Mobilização de fundos do PRR e apoio militar

Perante a urgência da reconstrução, o Chefe de Estado defendeu o recurso imediato a fundos europeus, ao Plano de Recuperação e Resiliência (PRR) e ao reforço de verbas de emergência. Marcelo Rebelo de Sousa destacou também o papel das Forças Armadas, que estão agora a arrancar com operações de alojamento e alimentação em colaboração com a Proteção Civil.

“O poder local é aquele que está mais próximo e tem melhores condições para agir. É preciso dar meios ao poder local e encontrar respostas”, defendeu, reiterando que o esforço será “muito mais longo do que se pensava”.

À medida que o presidente e a ministra se aproximavam do Terminal Rodoviário de Leiria, completamente destruído pela tempestade Krestin, vários jovens foram-se juntando ao grupo de jornalistas e seguranças que ladeavam ambos os responsáveis. Desta vez, porém, não houve momento para selfies.

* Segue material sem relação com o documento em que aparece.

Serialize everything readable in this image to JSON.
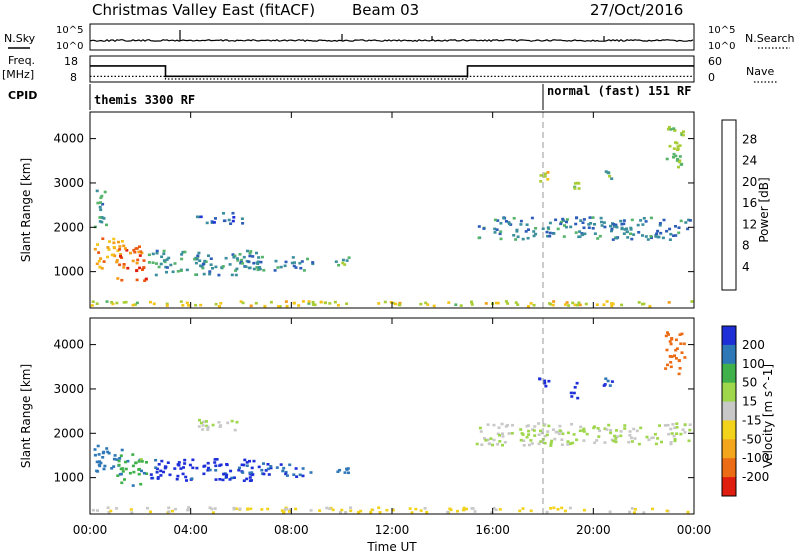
{
  "header": {
    "title": "Christmas Valley East (fitACF)",
    "beam": "Beam 03",
    "date": "27/Oct/2016"
  },
  "status_panels": {
    "nsky_label": "N.Sky",
    "nsky_ticks": [
      "10^5",
      "10^0"
    ],
    "nsearch_label": "N.Search",
    "nsearch_ticks": [
      "10^5",
      "10^0"
    ],
    "freq_label": "Freq.",
    "freq_unit": "[MHz]",
    "freq_ticks": [
      "18",
      "8"
    ],
    "nave_label": "Nave",
    "nave_ticks": [
      "60",
      "0"
    ],
    "cpid_label": "CPID",
    "cpid_segments": [
      {
        "name": "themis 3300 RF",
        "start_h": 0,
        "end_h": 18
      },
      {
        "name": "normal (fast) 151 RF",
        "start_h": 18,
        "end_h": 24
      }
    ],
    "freq_mhz": [
      [
        0,
        14.2
      ],
      [
        3,
        14.2
      ],
      [
        3,
        10.2
      ],
      [
        15,
        10.2
      ],
      [
        15,
        14.2
      ],
      [
        24,
        14.2
      ]
    ],
    "nave": [
      [
        0,
        13
      ],
      [
        3,
        13
      ],
      [
        3,
        7
      ],
      [
        15,
        7
      ],
      [
        15,
        13
      ],
      [
        24,
        13
      ]
    ]
  },
  "chart_data": [
    {
      "type": "heatmap",
      "name": "power",
      "ylabel": "Slant Range [km]",
      "yticks": [
        1000,
        2000,
        3000,
        4000
      ],
      "xlim": [
        0,
        24
      ],
      "ylim": [
        180,
        4600
      ],
      "colorbar": {
        "label": "Power [dB]",
        "ticks": [
          4,
          8,
          12,
          16,
          20,
          24,
          28
        ],
        "colors": [
          "#1e2fd8",
          "#2e5db8",
          "#3b8f9c",
          "#55b36a",
          "#a8cc35",
          "#f4c419",
          "#f39c16",
          "#ec5a12",
          "#e01e10"
        ]
      },
      "patches": [
        {
          "x": [
            0.1,
            1.3
          ],
          "y": [
            1100,
            1780
          ],
          "v": 22
        },
        {
          "x": [
            1.0,
            2.2
          ],
          "y": [
            800,
            1600
          ],
          "v": 27
        },
        {
          "x": [
            0.0,
            24.0
          ],
          "y": [
            240,
            360
          ],
          "v": 18
        },
        {
          "x": [
            0.1,
            0.6
          ],
          "y": [
            2000,
            2900
          ],
          "v": 10
        },
        {
          "x": [
            2.3,
            6.8
          ],
          "y": [
            950,
            1500
          ],
          "v": 10
        },
        {
          "x": [
            6.0,
            8.8
          ],
          "y": [
            1050,
            1350
          ],
          "v": 8
        },
        {
          "x": [
            9.7,
            10.4
          ],
          "y": [
            1100,
            1350
          ],
          "v": 11
        },
        {
          "x": [
            4.2,
            6.1
          ],
          "y": [
            2100,
            2350
          ],
          "v": 6
        },
        {
          "x": [
            15.3,
            23.8
          ],
          "y": [
            1750,
            2250
          ],
          "v": 8
        },
        {
          "x": [
            17.8,
            18.2
          ],
          "y": [
            3050,
            3300
          ],
          "v": 19
        },
        {
          "x": [
            19.0,
            19.4
          ],
          "y": [
            2800,
            3200
          ],
          "v": 13
        },
        {
          "x": [
            22.8,
            23.6
          ],
          "y": [
            3300,
            4300
          ],
          "v": 15
        },
        {
          "x": [
            20.3,
            20.7
          ],
          "y": [
            3100,
            3300
          ],
          "v": 12
        }
      ]
    },
    {
      "type": "heatmap",
      "name": "velocity",
      "ylabel": "Slant Range [km]",
      "xlabel": "Time UT",
      "xticks": [
        "00:00",
        "04:00",
        "08:00",
        "12:00",
        "16:00",
        "20:00",
        "00:00"
      ],
      "yticks": [
        1000,
        2000,
        3000,
        4000
      ],
      "xlim": [
        0,
        24
      ],
      "ylim": [
        180,
        4600
      ],
      "colorbar": {
        "label": "Velocity [m s^-1]",
        "ticks": [
          200,
          100,
          50,
          15,
          -15,
          -50,
          -100,
          -200
        ],
        "colors": [
          "#1f2fd8",
          "#2f78b8",
          "#3fb04a",
          "#9ed64c",
          "#c8c8c8",
          "#f2d21b",
          "#f3a51b",
          "#ec6b15",
          "#e01e10"
        ]
      },
      "patches": [
        {
          "x": [
            0.1,
            1.3
          ],
          "y": [
            1100,
            1750
          ],
          "v": 110
        },
        {
          "x": [
            1.0,
            2.2
          ],
          "y": [
            850,
            1550
          ],
          "v": 60
        },
        {
          "x": [
            0.0,
            24.0
          ],
          "y": [
            240,
            360
          ],
          "v": -40
        },
        {
          "x": [
            2.3,
            6.8
          ],
          "y": [
            950,
            1450
          ],
          "v": 180
        },
        {
          "x": [
            6.0,
            8.8
          ],
          "y": [
            1050,
            1350
          ],
          "v": 150
        },
        {
          "x": [
            9.7,
            10.4
          ],
          "y": [
            1100,
            1350
          ],
          "v": 120
        },
        {
          "x": [
            4.2,
            6.1
          ],
          "y": [
            2100,
            2350
          ],
          "v": 0
        },
        {
          "x": [
            15.3,
            23.8
          ],
          "y": [
            1750,
            2250
          ],
          "v": 0
        },
        {
          "x": [
            17.8,
            18.2
          ],
          "y": [
            3050,
            3300
          ],
          "v": 220
        },
        {
          "x": [
            19.0,
            19.4
          ],
          "y": [
            2800,
            3200
          ],
          "v": 200
        },
        {
          "x": [
            22.8,
            23.6
          ],
          "y": [
            3300,
            4300
          ],
          "v": -220
        },
        {
          "x": [
            20.3,
            20.7
          ],
          "y": [
            3100,
            3300
          ],
          "v": 180
        }
      ]
    }
  ]
}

Dentro do terminal rodoviário, Marcelo foi convidado a avaliar a dimensão dos estragos, numa altura em que a ausência de energia elétrica no edifício não facilitou a vida à mais alta figura do Estado, que contou, no entanto, com a ajuda da iluminação dos repórteres de imagem.

Ao seu lado, Maria Lúcia Amaral manteve o silêncio, interrompido apenas para alguns comentários mais privados com o Presidente.

Com a ameaça de novo agravamento do estado do tempo no próximo domingo e o risco iminente de inundações nas bacias hidrográficas devido ao caudal vindo de Espanha, o Presidente apelou à vigilância máxima. “O processo não terminou. Se amanhã se verificar que há uma confirmação de agravamento, a Proteção Civil tem de tentar pôr a salvo o maior número de pessoas”, alertou.

Foi à saída do terminal rodoviário, quando já alguns populares tinham dado pela presença de Marcelo Rebelo de Sousa, numa das suas últimas aparições enquanto Presidente da República, que os ânimos se exaltaram um pouco mais, confirmando a preocupação do presidente da Câmara de Leiria, já partilhada com Marcelo logo após a sua chegada: a população começa a acusar cansaço e ansiedade, não apenas pelo que passou mas pelas soluções que parecem tardar.

Um dos habitantes de Leiria ergueu a voz para perguntar ao Presidente da República por que razão a sua visita só aconteceu três dias após a hecatombe, acusando Marcelo e Maria Lúcia Amaral de terem “esquecido Leiria. Porque é que só vieram cá agora, com jornalistas?”, lamentou.

O presidente e a ministra saíram do local, sem responder e, acompanhados das suas equipas e de elementos da Câmara Municipal de Leiria, seguiram viagem para tentar, já noite cerrada, ter conhecimento dos estragos já noutros pontos do concelho.

Em Leiria, a luz do Castelo da cidade, que chegou a estar iluminado ao fim da tarde, apagou-se pouco depois, lembrando, talvez, que a energia elétrica ainda é um bem muito valioso e raro. E enquanto o centro da capital de distrito consegue já viver sob alguma normalidade – ao fim do dia já havia comunicações móveis, eletricidade e alguma água -, nas freguesias em redor, os próximos dias deverão continuar a ser de angústia. Para além da ausência de comunicações, água e tréguas no mau tempo, que podem agravar os estragos ainda não resolvidos, falta também energia elétrica. Ou uma luz para devolver um pouco de esperança.